At the age of 15, during an Academie de Musique Prince Rainier III competition, he was discovered by the conductor Lawrence Foster
who obtained a scholarship from Princess Grace Foundation allowing him to work for three consecutive summers at Aspen Music Festival and School with Gabriel Chodos. On his return, he worked for two years with Gérard Frémy who introduced him to contemporary music.

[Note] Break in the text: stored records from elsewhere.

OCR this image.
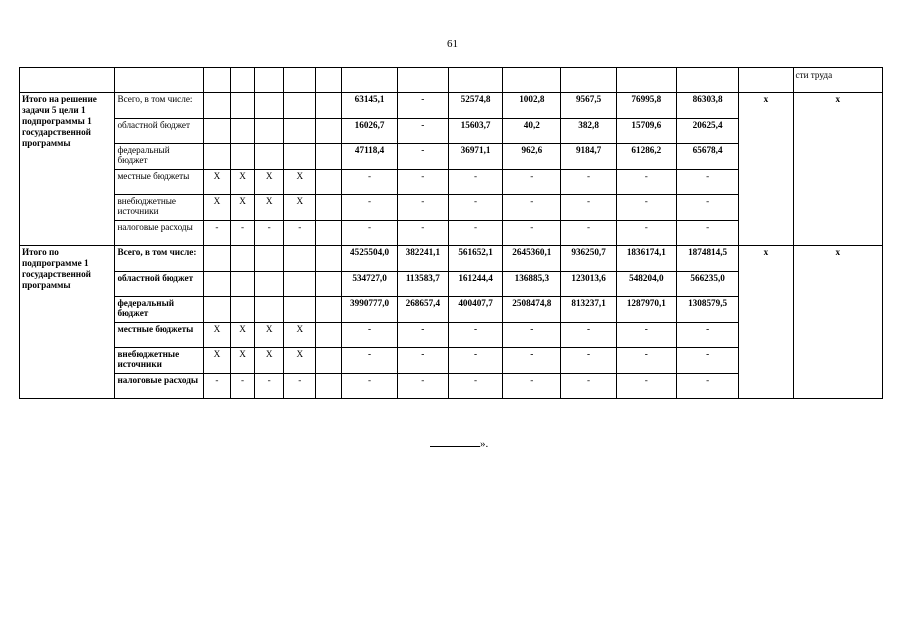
61
															сти труда
Итого на решение задачи 5 цели 1 подпрограммы 1 государственной программы	Всего, в том числе:						63145,1	-	52574,8	1002,8	9567,5	76995,8	86303,8	x	x
	областной бюджет						16026,7	-	15603,7	40,2	382,8	15709,6	20625,4		
	федеральный бюджет						47118,4	-	36971,1	962,6	9184,7	61286,2	65678,4		
	местные бюджеты	X	X	X	X		-	-	-	-	-	-	-		
	внебюджетные источники	X	X	X	X		-	-	-	-	-	-	-		
	налоговые расходы	-	-	-	-		-	-	-	-	-	-	-		
Итого по подпрограмме 1 государственной программы	Всего, в том числе:						4525504,0	382241,1	561652,1	2645360,1	936250,7	1836174,1	1874814,5	x	x
	областной бюджет						534727,0	113583,7	161244,4	136885,3	123013,6	548204,0	566235,0		
	федеральный бюджет						3990777,0	268657,4	400407,7	2508474,8	813237,1	1287970,1	1308579,5		
	местные бюджеты	X	X	X	X		-	-	-	-	-	-	-		
	внебюджетные источники	X	X	X	X		-	-	-	-	-	-	-		
	налоговые расходы	-	-	-	-		-	-	-	-	-	-	-		
».
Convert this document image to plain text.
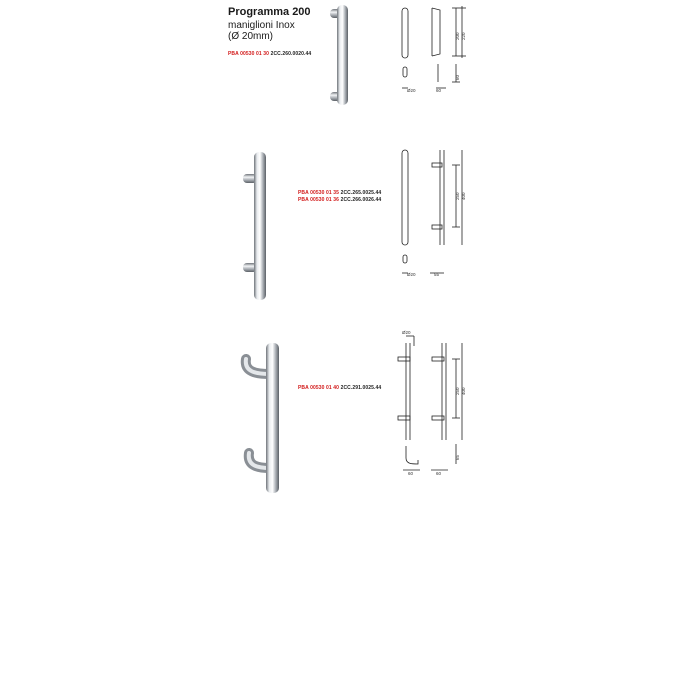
Programma 200
maniglioni Inox
(Ø 20mm)
PBA 00530 01 30 2CC.260.0020.44
PBA 00530 01 35 2CC.265.0025.44
PBA 00530 01 36 2CC.266.0026.44
PBA 00530 01 40 2CC.291.0025.44
Ø20	60
200 220
60
Ø20	55
250 400
Ø20
250 400
65
60	60
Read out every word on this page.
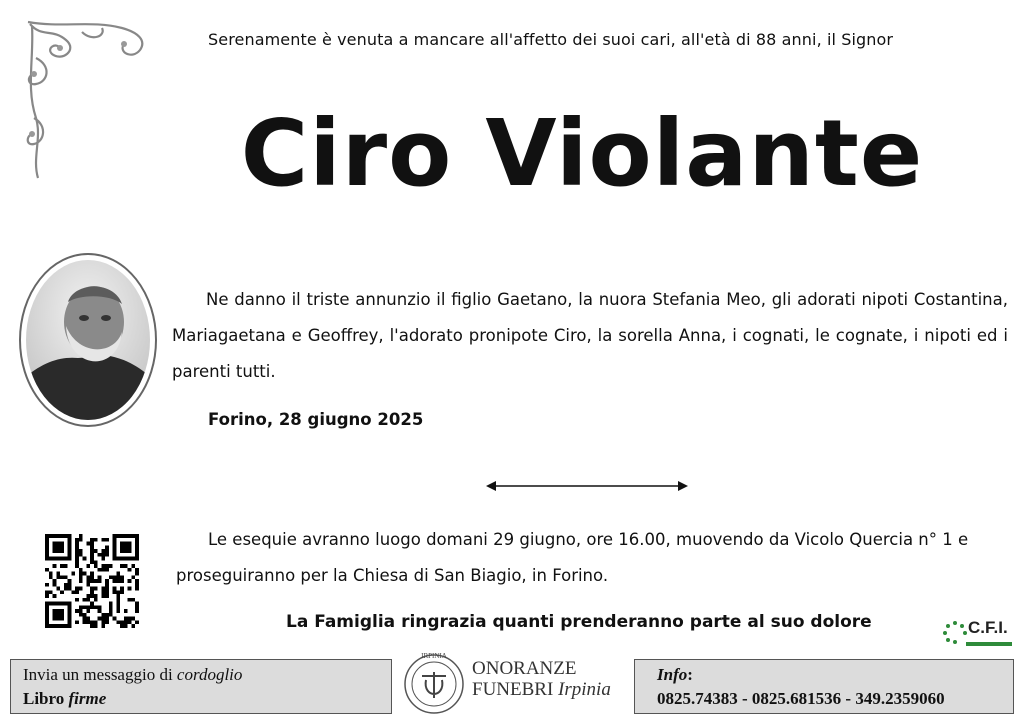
Serenamente è venuta a mancare all'affetto dei suoi cari, all'età di 88 anni, il Signor
Ciro Violante
Ne danno il triste annunzio il figlio Gaetano, la nuora Stefania Meo, gli adorati nipoti Costantina, Mariagaetana e Geoffrey, l'adorato pronipote Ciro, la sorella Anna, i cognati, le cognate, i nipoti ed i parenti tutti.
Forino, 28 giugno 2025
Le esequie avranno luogo domani 29 giugno, ore 16.00, muovendo da Vicolo Quercia n° 1 e proseguiranno per la Chiesa di San Biagio, in Forino.
La Famiglia ringrazia quanti prenderanno parte al suo dolore	C.F.I.
Invia un messaggio di cordoglio
Libro firme
IRPINIA
ONORANZE
FUNEBRI Irpinia
Info:
0825.74383 - 0825.681536 - 349.2359060
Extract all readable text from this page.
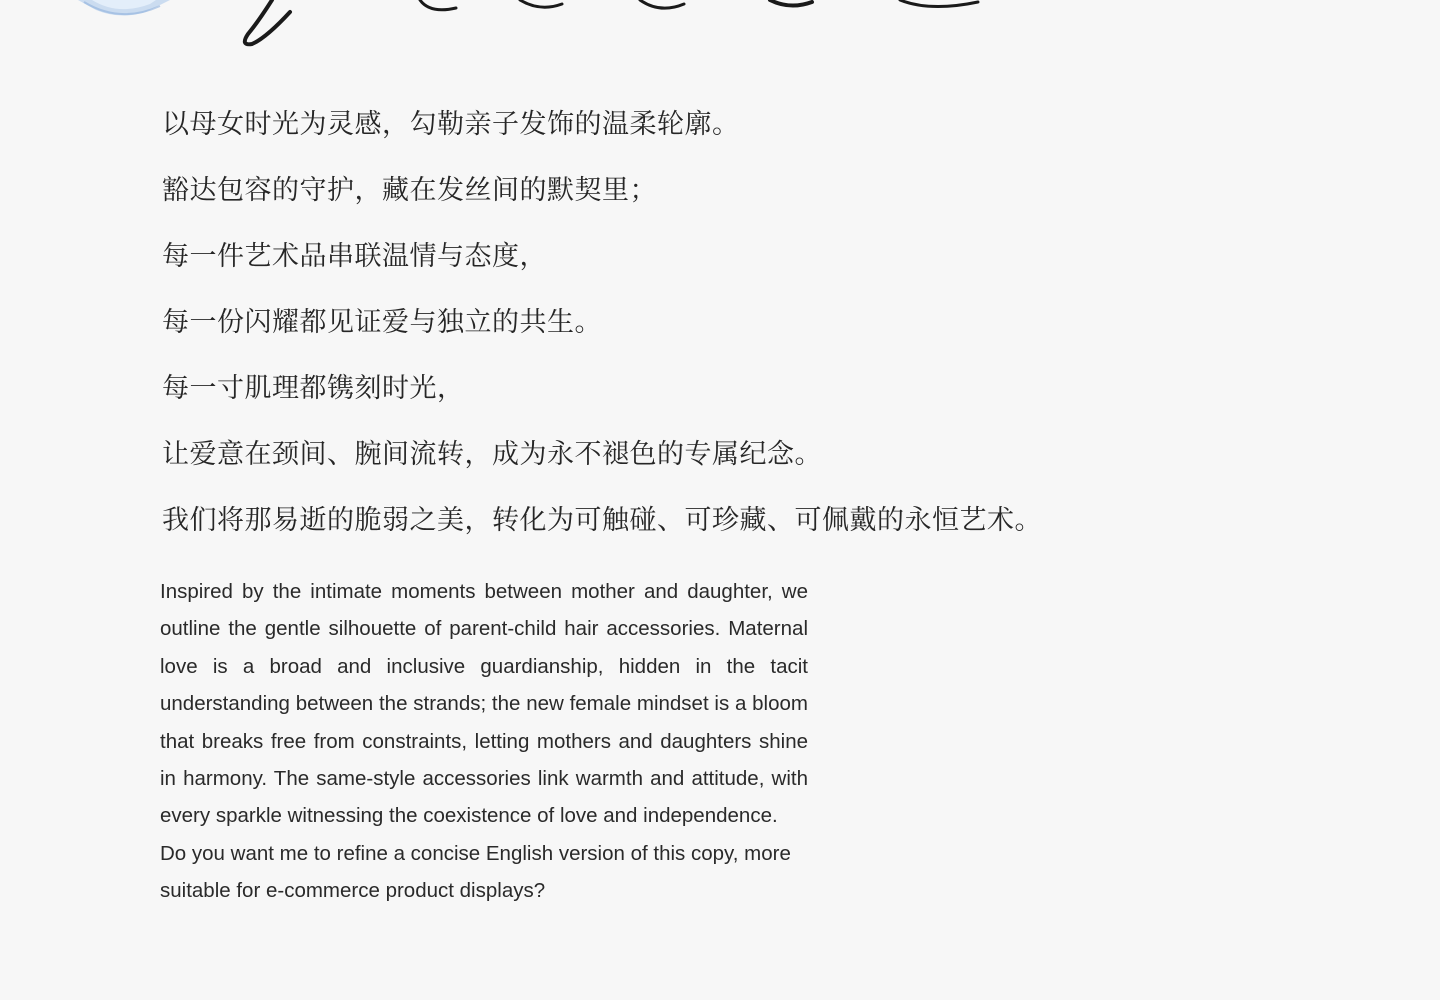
以母女时光为灵感，勾勒亲子发饰的温柔轮廓。
豁达包容的守护，藏在发丝间的默契里；
每一件艺术品串联温情与态度，
每一份闪耀都见证爱与独立的共生。
每一寸肌理都镌刻时光，
让爱意在颈间、腕间流转，成为永不褪色的专属纪念。
我们将那易逝的脆弱之美，转化为可触碰、可珍藏、可佩戴的永恒艺术。

Inspired by the intimate moments between mother and daughter, we outline the gentle silhouette of parent-child hair accessories. Maternal love is a broad and inclusive guardianship, hidden in the tacit understanding between the strands; the new female mindset is a bloom that breaks free from constraints, letting mothers and daughters shine in harmony. The same-style accessories link warmth and attitude, with every sparkle witnessing the coexistence of love and independence.

Do you want me to refine a concise English version of this copy, more suitable for e-commerce product displays?
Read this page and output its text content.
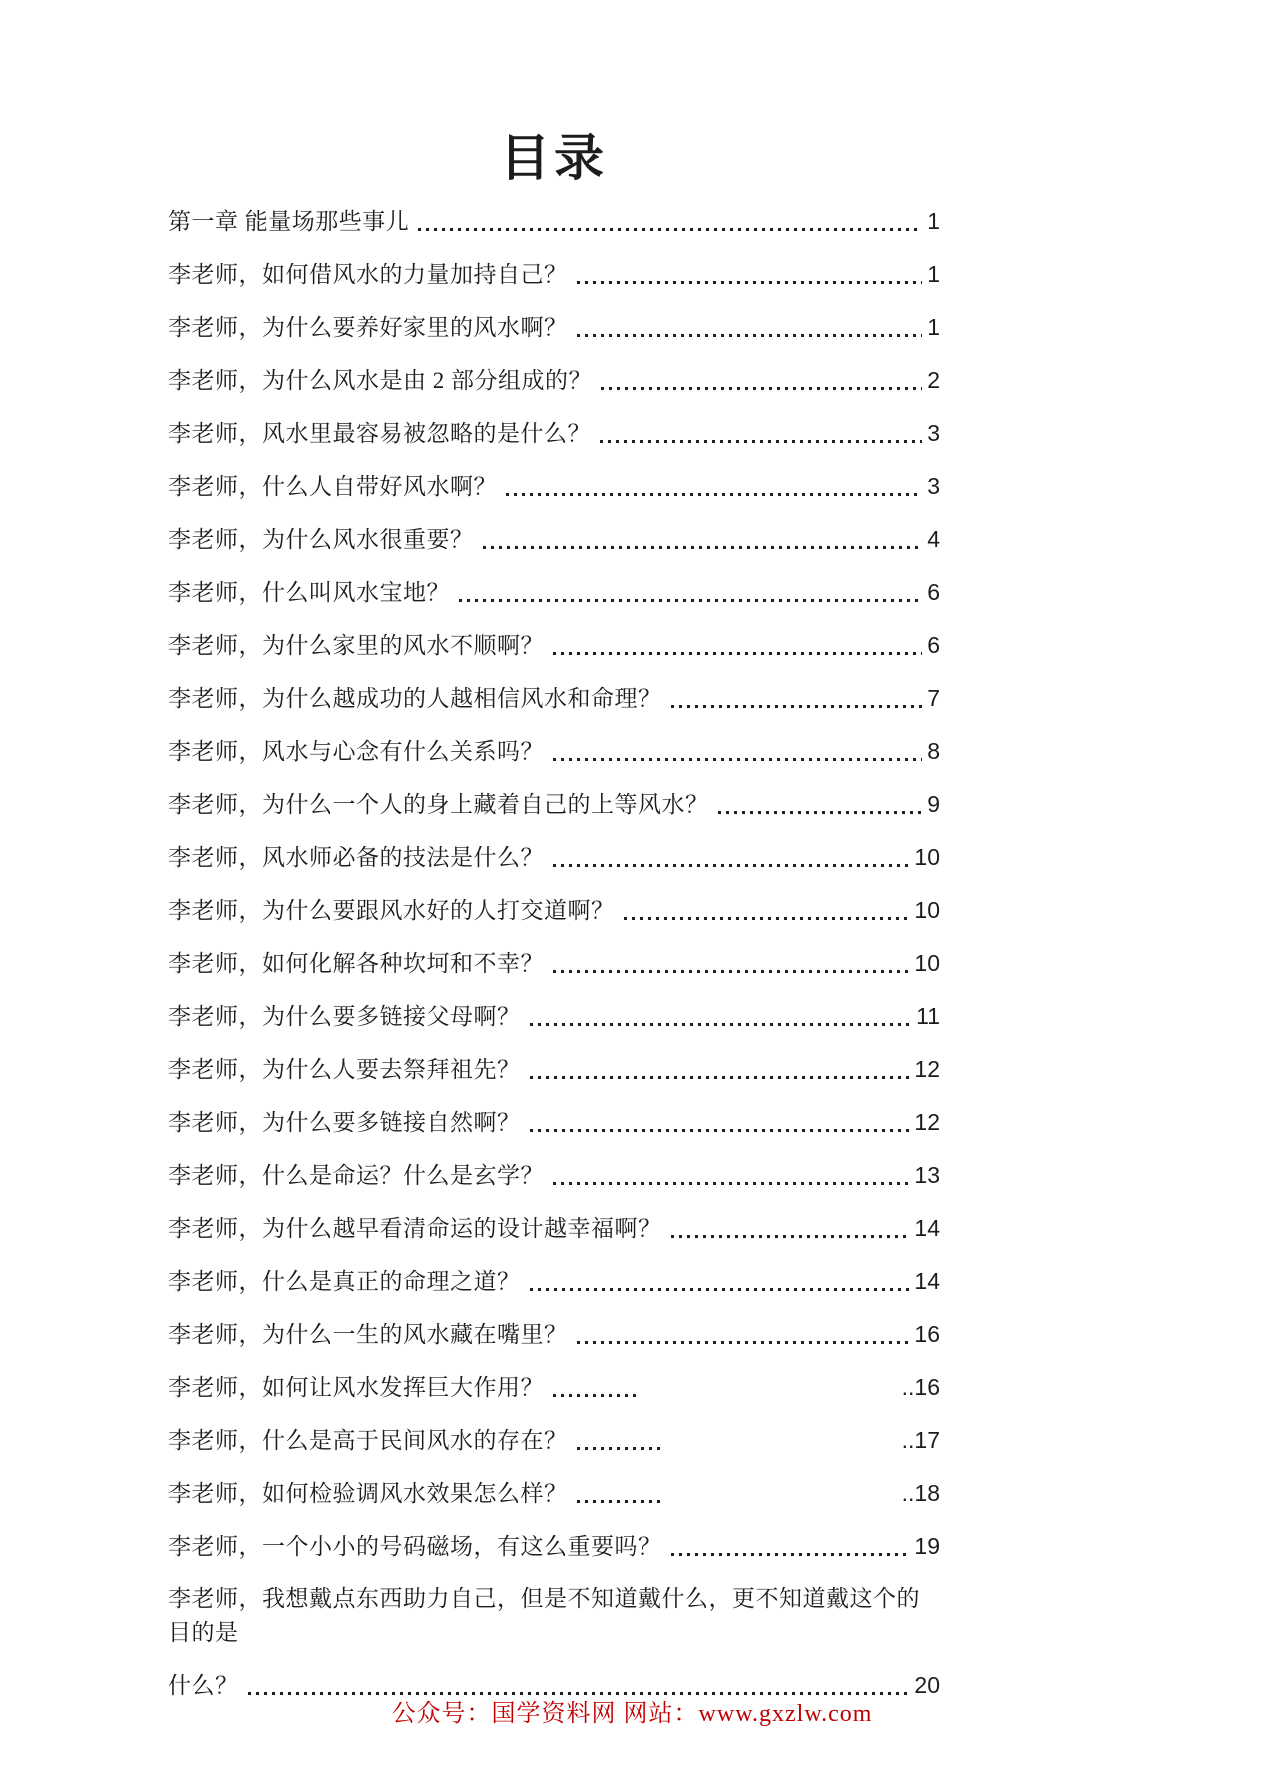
目录
第一章 能量场那些事儿	1
李老师，如何借风水的力量加持自己？	1
李老师，为什么要养好家里的风水啊？	1
李老师，为什么风水是由 2 部分组成的？	2
李老师，风水里最容易被忽略的是什么？	3
李老师，什么人自带好风水啊？	3
李老师，为什么风水很重要？	4
李老师，什么叫风水宝地？	6
李老师，为什么家里的风水不顺啊？	6
李老师，为什么越成功的人越相信风水和命理？	7
李老师，风水与心念有什么关系吗？	8
李老师，为什么一个人的身上藏着自己的上等风水？	9
李老师，风水师必备的技法是什么？	10
李老师，为什么要跟风水好的人打交道啊？	10
李老师，如何化解各种坎坷和不幸？	10
李老师，为什么要多链接父母啊？	11
李老师，为什么人要去祭拜祖先？	12
李老师，为什么要多链接自然啊？	12
李老师，什么是命运？什么是玄学？	13
李老师，为什么越早看清命运的设计越幸福啊？	14
李老师，什么是真正的命理之道？	14
李老师，为什么一生的风水藏在嘴里？	16
李老师，如何让风水发挥巨大作用？	..16
李老师，什么是高于民间风水的存在？	..17
李老师，如何检验调风水效果怎么样？	..18
李老师，一个小小的号码磁场，有这么重要吗？	19
李老师，我想戴点东西助力自己，但是不知道戴什么，更不知道戴这个的目的是
什么？	20
公众号：国学资料网 网站：www.gxzlw.com
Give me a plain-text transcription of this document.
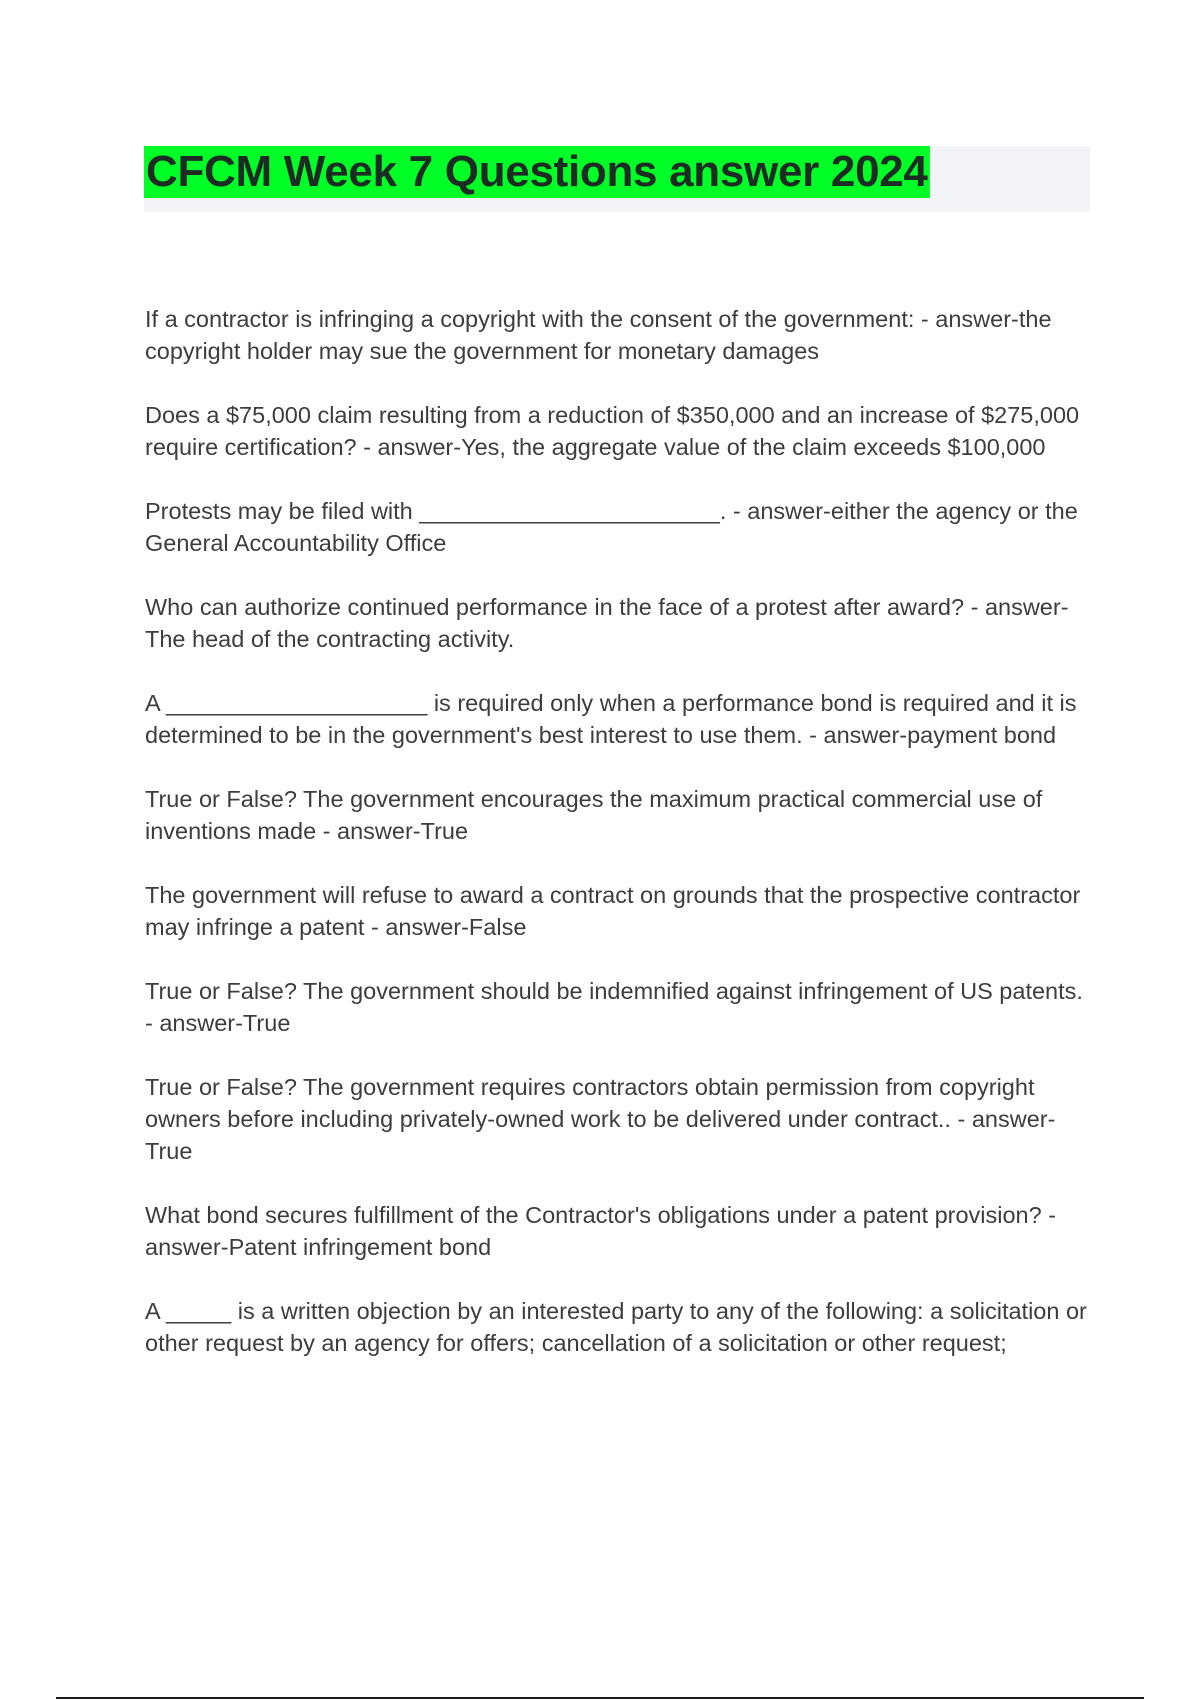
CFCM Week 7 Questions answer 2024

If a contractor is infringing a copyright with the consent of the government: - answer-the copyright holder may sue the government for monetary damages

Does a $75,000 claim resulting from a reduction of $350,000 and an increase of $275,000 require certification? - answer-Yes, the aggregate value of the claim exceeds $100,000

Protests may be filed with _______________________. - answer-either the agency or the General Accountability Office

Who can authorize continued performance in the face of a protest after award? - answer-The head of the contracting activity.

A ____________________ is required only when a performance bond is required and it is determined to be in the government's best interest to use them. - answer-payment bond

True or False? The government encourages the maximum practical commercial use of inventions made - answer-True

The government will refuse to award a contract on grounds that the prospective contractor may infringe a patent - answer-False

True or False? The government should be indemnified against infringement of US patents. - answer-True

True or False? The government requires contractors obtain permission from copyright owners before including privately-owned work to be delivered under contract.. - answer-True

What bond secures fulfillment of the Contractor's obligations under a patent provision? - answer-Patent infringement bond

A _____ is a written objection by an interested party to any of the following: a solicitation or other request by an agency for offers; cancellation of a solicitation or other request;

In 1998, he joined the École Normale de Musique in Paris. Beginning in 2002 he worked for four years with Bruno Leonardo Gelber and Germaine Deveze who asked him not to give any concert or participate in any competition during his apprenticeship. Then he left l'École Normale. In 2004, he joined Gino Favotti's electroacoustic composition class where he received masterclasses from François Bayle and Christian Zanési and in 2006 Christine Groult's electroacoustic composition class.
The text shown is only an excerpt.